Na ausência do oxigênio, a decomposição orgânica torna-se anaeróbica produzindo gases tóxicos, como sulfúrico (que causa o cheiro forte característico do fenômeno). A eutrofização causa a destruição da fauna e da flora de muitos ecossistemas aquáticos, transformando-os em esgotos a céu aberto. Esse cenário permite a proliferação de inúmeras doenças causadas por bactérias, vírus e vermes.
Pesquisas
Em 2013 sites especializados em meio ambiente divulgaram uma pesquisa na qual avaliaram a água dos Rios do Brasil. Foi constatado que 11% dos Rios brasileiros analisados são considerados de boa qualidade, enquanto 35% receberam a classificação de “ruins” e 5% estavam em situação crítica. O restante, 49%, é considerado pela organização como regular.
Os piores índices encontrados pelo estudo se localizam nos centros urbanos. Falta de tratamento de esgoto, lançamento ilegal de efluentes industriais e desmatamento, são as principais fontes de contaminação e poluição dos recursos hídricos.
Os melhores índices, por sua vez, estão em áreas protegidas pela lei, como a bacia do Alto Tietê, na Área de Proteção Ambiental (APA) Capivari-Monos, em São Paulo; em Extrema (MG), na APA Fernão Dias e no Espírito Santo, no município de Santa Teresa, conhecido como Santuário Capixaba da Mata Atlântica. O levantamento foi realizado em 177 pontos de 96 Rios em sete Estados brasileiros.
Vídeo enviado por internauta no último domingo (23), mostra o lançamento de esgoto na água do Rio Paraguai.
De onde vem a poluição?
Convenções internacionais estabelecem que qualquer tipo de material ou substância que interfira no equilíbrio de um determinado ecossistema é considerado um poluente. Neste sentido, a degradação dos nossos rios possui várias causas, inclusive o comportamento inadequado ou conivente da população ao fazerem o descarte de seus resíduos de forma irregular ou não cobrarem de empresas e governos uma postura mais sustentável.
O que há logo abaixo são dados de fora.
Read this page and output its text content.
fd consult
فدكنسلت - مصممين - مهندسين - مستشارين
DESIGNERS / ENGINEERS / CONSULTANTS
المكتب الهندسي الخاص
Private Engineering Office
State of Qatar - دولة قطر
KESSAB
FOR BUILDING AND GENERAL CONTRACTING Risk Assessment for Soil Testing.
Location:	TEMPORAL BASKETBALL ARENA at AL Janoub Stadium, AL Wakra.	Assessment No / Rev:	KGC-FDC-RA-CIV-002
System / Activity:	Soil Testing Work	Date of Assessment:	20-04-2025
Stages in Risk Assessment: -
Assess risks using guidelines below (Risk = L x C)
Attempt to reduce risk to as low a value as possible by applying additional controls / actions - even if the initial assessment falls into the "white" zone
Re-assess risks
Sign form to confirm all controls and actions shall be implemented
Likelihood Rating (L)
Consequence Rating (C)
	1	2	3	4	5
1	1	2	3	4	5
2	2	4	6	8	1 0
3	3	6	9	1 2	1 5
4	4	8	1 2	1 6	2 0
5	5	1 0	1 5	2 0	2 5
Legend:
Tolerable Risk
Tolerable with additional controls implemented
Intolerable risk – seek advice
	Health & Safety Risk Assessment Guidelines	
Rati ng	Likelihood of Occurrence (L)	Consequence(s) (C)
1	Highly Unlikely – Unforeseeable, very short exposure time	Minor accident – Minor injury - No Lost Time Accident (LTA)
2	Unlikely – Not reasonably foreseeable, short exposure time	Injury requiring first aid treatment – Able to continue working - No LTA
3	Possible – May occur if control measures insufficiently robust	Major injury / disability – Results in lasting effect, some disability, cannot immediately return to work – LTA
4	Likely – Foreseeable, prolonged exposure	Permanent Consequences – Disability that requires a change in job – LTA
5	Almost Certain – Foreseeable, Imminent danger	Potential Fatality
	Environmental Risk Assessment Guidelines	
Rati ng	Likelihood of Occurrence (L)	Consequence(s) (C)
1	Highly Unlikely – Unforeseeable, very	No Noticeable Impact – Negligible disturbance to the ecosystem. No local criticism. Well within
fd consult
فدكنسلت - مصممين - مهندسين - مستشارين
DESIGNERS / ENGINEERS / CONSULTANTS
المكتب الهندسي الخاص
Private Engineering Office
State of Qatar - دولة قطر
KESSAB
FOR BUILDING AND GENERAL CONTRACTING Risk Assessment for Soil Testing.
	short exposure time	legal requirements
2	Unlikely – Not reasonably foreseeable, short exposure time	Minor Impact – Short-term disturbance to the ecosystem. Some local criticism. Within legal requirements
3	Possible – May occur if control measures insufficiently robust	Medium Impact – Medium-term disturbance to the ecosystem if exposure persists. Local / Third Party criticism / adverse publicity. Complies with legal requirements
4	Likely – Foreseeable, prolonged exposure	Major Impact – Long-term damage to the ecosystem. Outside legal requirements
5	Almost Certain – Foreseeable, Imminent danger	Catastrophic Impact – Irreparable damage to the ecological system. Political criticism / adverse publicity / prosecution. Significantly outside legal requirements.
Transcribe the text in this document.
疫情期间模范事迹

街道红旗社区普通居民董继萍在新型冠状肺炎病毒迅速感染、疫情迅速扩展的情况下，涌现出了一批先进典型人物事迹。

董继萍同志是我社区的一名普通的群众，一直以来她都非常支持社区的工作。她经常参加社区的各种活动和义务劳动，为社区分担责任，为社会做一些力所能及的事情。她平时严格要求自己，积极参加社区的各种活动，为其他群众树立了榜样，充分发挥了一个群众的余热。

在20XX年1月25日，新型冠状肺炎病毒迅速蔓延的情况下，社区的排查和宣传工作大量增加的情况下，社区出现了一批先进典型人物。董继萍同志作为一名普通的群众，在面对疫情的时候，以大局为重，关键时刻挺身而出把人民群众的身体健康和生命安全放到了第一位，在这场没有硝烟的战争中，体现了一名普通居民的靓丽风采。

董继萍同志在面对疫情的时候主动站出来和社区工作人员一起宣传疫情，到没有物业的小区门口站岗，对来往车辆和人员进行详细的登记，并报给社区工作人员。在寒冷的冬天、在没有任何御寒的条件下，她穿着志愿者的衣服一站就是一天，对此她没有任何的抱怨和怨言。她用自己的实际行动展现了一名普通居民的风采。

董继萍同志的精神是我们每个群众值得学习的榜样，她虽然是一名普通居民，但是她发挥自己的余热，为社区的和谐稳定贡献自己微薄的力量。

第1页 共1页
No caso das águas, os principais e mais comuns poluentes são esgoto doméstico, petróleo e seus derivados, metais pesados, substâncias organocloradas (poluentes orgânicos persistentes) e o lixo. Veja abaixo como cada um dos fatores impacta na sociedade e como você pode fazer para diminuir o dano ao recurso natural mais precioso do planeta:
Esgoto doméstico
Com o lançamento do esgoto ou efluente doméstico não tratado nos rios, há um aumento da matéria orgânica na água, o que faz com que o equilíbrio local seja afetado, ocorrendo o aumento de determinados microrganismos e a dificuldade de desenvolvimento de outros. Esse processo, conhecido como eutrofização, pode levar ao surgimento de microalgas e ao sufocamento de peixes e outras espécies, além da transmissão de doenças presentes nas fezes humanas para outros consumidores da água. Sem citar o fato de que o esgoto doméstico pode estar contaminado com substâncias tóxicas não orgânicas.
Neste caso, é preciso conhecer bem qual a destinação correta para cada tipo de esgoto produzido pela residência/indústria, além de procurar se informar sobre a existência ou não de Estações de Tratamento de Esgoto (ETE) na região e sua eficiência.